Sa gorge se noua et elle prit une inspiration tremblante. « Et la seule famille que j’ai jamais eue. C’était un homme bien, et il ne méritait pas ça. »

L’homme à l’armure noire lui tourna à nouveau le dos et balança ses  jambes au bord du trou. « Un homme bien, » murmura-t-il. Il parlait vers la tombe, comme à lui-même. « En grandissant, tu découvriras que le monde n’est pas tracé en blanc et noir. Notre monde est gris, un gris laid, terne et fumeux. Vu de tes yeux, c’est un monde où les gentils fleuristes sont pendus sans raison par des criminels en habits royaux qui donnent leurs ordres aux petites gens. »

Il se leva et lui fit face, toujours perché au bord de la tombe. « Mais la réalité ne perd pas son temps avec des histoires de bien et de mal. Elle n’a rien à faire de ton point de vue, ni du mien. La réalité ne s’occupe que de vérité et la vérité est que ton grand-père, ce voyageur, conteur, rieur, est mort le cœur riche de secrets. Et si Stretvanger est là, c’est pour s’assurer qu’ils restent secrets.

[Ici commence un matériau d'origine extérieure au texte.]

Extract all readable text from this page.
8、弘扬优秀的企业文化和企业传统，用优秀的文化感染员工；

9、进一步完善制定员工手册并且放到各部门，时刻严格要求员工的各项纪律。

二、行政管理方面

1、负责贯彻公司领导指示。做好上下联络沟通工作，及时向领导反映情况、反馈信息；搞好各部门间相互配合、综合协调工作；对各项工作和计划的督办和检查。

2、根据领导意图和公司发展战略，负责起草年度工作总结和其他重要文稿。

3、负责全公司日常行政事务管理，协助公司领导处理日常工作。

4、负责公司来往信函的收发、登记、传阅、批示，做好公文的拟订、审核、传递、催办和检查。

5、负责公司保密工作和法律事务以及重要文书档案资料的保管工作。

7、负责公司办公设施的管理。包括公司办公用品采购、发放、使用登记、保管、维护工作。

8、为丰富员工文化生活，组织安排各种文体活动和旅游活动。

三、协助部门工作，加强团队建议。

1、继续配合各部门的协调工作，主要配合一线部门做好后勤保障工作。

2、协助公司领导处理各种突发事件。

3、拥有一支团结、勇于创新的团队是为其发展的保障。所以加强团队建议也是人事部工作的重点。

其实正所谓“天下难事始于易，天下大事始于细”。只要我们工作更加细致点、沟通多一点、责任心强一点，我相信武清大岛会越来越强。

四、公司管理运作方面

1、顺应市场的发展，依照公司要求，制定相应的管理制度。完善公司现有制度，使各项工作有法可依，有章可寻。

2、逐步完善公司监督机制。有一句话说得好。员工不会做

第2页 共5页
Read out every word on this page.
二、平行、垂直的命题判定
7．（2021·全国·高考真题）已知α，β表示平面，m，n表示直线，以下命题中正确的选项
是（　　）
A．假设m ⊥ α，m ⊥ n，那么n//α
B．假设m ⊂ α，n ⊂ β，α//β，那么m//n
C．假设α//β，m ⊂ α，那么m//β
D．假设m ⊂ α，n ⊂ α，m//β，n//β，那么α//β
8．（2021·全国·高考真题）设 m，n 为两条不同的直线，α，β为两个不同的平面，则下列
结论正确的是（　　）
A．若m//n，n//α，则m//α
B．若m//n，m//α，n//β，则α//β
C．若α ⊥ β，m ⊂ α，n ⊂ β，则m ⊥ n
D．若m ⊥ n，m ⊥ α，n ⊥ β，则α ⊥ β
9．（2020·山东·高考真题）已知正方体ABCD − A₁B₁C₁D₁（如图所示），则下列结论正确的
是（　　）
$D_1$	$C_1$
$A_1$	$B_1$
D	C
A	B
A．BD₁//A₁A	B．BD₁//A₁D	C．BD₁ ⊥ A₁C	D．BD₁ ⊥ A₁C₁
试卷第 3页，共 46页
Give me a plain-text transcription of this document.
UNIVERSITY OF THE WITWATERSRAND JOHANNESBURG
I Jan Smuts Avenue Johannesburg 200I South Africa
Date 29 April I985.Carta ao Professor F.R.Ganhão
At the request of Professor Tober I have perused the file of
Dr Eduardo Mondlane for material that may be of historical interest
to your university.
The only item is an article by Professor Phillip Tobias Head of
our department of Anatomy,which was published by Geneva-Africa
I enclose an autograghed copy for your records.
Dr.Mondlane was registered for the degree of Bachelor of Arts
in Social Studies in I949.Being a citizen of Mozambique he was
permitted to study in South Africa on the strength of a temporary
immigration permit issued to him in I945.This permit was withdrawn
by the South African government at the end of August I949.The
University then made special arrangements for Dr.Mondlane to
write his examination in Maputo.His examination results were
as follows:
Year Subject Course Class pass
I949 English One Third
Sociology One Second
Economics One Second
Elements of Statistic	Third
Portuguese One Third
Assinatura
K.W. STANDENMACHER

— En le pendant dans le verger et en gravant des symboles dans son corps ?

— Il faudra que tu apprennes à ne pas remettre en question les décisions du grand homme en robe. Ces symboles sont une barrière, une protection pour retenir les noirs secrets de ton grand-père dans les ombres. C’est leur seule place. »

Elle ravala la boule qui lui prenait la gorge. « Comment vous m’avez trouvée ?

— Je t’ai suivie quand tu es sortie de la maison. J’espérais que tu me mènerais au corps.

— Désolé de vous décevoir. »

Il ressortit son sourire étincelant. « Moi aussi, je suis désolé. Parce que tu sais où il est, et que je dois donc te traîner jusqu’à Stretvanger. Et, ça, crois-moi, ce n’est bon pour personne. » Il lui tendit la main. « Allez, viens. Nous n’avons plus de temps à perdre. »

Elle se raidit. Une vague de terreur féroce vint balayer tout épuisement et, d’un grand geste souple, elle tira la pelle décorée du sol et frappa. La pointe vint toucher le visage du soldat, fendit la peau et déchira la chair. Le choc de l’ivoire contre l’os résonna dans toute la clairière, et l’homme tourna et s’effondra dans la tombe vide.